Warning: World Cup can damage your health
Updated: 2014-06-28 05:01
By WANG QINGYUN in Beijing, HUANG ZHILING in Chengdu and FENG ZHIWEI in Changsha (China Daily)
Blood pressure is taken at a special World Cup clinic at Chengdu No 3 People's Hospital in Sichuan province. The clinic is open 24 hours a day to treat fans who fall ill while watching games at night. [Li Xiangyu/For China Daily]
World Cup soccer matches screened live on TV in China throughout the night are taking their toll on fans.
Score a goal with more sleep, less beer
For example, early on Friday morning, a weary middle-aged woman visited Wei Ming, head of the emergency treatment department at Chengdu No 3 People’s Hospital in Sichuan province.
The patient, who once had a urinary tract infection, was diagnosed with acute pyelonephritis, a kidney disease.
"To avoid missing a single minute of a World Cup match the previous night, she didn’t answer the call of nature. As excessive urine built up in her kidneys over a long period, it induced the disease,"Wei said.
The patient was one of several at a clinic the hospital set up to treat fans who develop health problems from watching the tournament late at night.
Matches in the group stage have been screened live in China from midnight, with the final game of the night ending just before 8 am. The clinic, which is open 24 hours a day, has been treating patients for hypertension and angina after they become overexcited while watching games.
On Wednesday, an intensive care unit at Peking University First Hospital treated a 56-year-old woman who had watched every game in the tournament since it started on June 13.
She developed chest pain and was hospitalized for coronary spasms, said Han Xiaoning, a doctor in the hospital’s cardiovascular medicine department.
The patient, like two middle-aged men who were treated for cardiovascular conditions after staying up late to watch the games, smokes and has high blood pressure, Han said.
On Friday, the unit admitted a 49-year-old man with chest pain, back pain and high blood pressure. He had stayed up for several nights to watch the games.
Han said the man was diagnosed with an acute inflammation of the pancreas, which was caused by fatigue, alcohol and oily food. He also had gallstones.
Some fans also find that changing their daily schedules for the tournament has disrupted their biological clocks.
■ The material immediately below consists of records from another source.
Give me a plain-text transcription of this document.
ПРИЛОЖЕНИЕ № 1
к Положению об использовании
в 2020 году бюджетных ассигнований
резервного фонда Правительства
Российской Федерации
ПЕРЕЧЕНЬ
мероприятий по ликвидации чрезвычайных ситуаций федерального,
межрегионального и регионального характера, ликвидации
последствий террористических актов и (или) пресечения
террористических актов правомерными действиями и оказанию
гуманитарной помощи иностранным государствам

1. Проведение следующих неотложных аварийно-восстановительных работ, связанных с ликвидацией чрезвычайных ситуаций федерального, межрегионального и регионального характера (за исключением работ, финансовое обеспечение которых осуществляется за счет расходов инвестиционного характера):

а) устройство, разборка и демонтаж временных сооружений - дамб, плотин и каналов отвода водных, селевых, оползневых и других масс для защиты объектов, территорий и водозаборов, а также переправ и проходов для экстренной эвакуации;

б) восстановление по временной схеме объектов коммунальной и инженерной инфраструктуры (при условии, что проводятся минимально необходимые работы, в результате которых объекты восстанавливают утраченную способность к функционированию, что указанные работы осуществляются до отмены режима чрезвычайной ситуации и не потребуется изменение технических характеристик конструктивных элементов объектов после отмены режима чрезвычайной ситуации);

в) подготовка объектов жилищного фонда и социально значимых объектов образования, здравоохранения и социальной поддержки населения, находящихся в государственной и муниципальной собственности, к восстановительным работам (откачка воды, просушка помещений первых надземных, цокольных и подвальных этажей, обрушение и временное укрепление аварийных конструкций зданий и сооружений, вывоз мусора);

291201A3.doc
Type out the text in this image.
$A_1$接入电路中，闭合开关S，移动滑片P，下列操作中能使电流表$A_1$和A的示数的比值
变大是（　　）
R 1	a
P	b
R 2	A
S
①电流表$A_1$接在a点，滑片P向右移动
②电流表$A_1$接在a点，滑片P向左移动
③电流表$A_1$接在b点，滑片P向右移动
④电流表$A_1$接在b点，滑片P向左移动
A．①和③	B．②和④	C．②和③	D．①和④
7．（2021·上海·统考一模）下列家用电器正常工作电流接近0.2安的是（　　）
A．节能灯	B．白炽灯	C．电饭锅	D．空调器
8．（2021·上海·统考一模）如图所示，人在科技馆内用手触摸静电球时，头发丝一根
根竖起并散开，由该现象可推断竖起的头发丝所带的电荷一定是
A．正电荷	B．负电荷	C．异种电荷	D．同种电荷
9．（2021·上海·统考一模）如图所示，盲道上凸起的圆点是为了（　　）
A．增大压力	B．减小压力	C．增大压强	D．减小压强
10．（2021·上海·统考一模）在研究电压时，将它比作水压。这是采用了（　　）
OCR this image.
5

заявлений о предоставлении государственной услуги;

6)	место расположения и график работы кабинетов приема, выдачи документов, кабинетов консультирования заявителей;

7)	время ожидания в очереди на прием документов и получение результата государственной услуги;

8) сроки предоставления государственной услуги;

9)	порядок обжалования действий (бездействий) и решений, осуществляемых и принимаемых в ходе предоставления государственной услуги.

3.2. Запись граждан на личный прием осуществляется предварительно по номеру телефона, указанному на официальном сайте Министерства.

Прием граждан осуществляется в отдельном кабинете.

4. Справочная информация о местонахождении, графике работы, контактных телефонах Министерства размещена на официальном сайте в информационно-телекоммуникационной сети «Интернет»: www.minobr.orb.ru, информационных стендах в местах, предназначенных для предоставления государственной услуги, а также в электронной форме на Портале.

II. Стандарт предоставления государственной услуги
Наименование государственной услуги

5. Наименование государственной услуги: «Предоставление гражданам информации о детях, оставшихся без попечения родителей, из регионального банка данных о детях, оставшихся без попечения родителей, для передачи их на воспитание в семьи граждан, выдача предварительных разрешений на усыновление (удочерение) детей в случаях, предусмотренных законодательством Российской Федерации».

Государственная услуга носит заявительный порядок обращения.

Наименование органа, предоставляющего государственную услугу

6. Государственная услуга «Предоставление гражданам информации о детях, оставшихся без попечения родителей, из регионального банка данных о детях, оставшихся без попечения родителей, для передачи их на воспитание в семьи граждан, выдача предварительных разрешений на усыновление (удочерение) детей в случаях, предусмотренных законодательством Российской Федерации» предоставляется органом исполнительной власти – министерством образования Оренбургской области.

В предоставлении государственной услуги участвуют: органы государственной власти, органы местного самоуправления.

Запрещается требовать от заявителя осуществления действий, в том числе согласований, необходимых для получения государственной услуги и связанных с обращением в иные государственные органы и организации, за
The Hunan Province Brain Hospital in Changsha has opened a special clinic to treat soccer supporters who develop health problems after staying up late at night.
Zuo Jing, a doctor at the clinic, said it receives more than 10 patients a day, most of whom have sleep disorders after watching the games. People should avoid staying up between 11 pm and 3 am and eat less oily food and drink moderately while watching matches, Zuo suggested.
Han, the doctor in Beijing, said, "For fans who want to stay up, I suggest they take a nap during the 15-minute half-time break and get enough sleep in the day."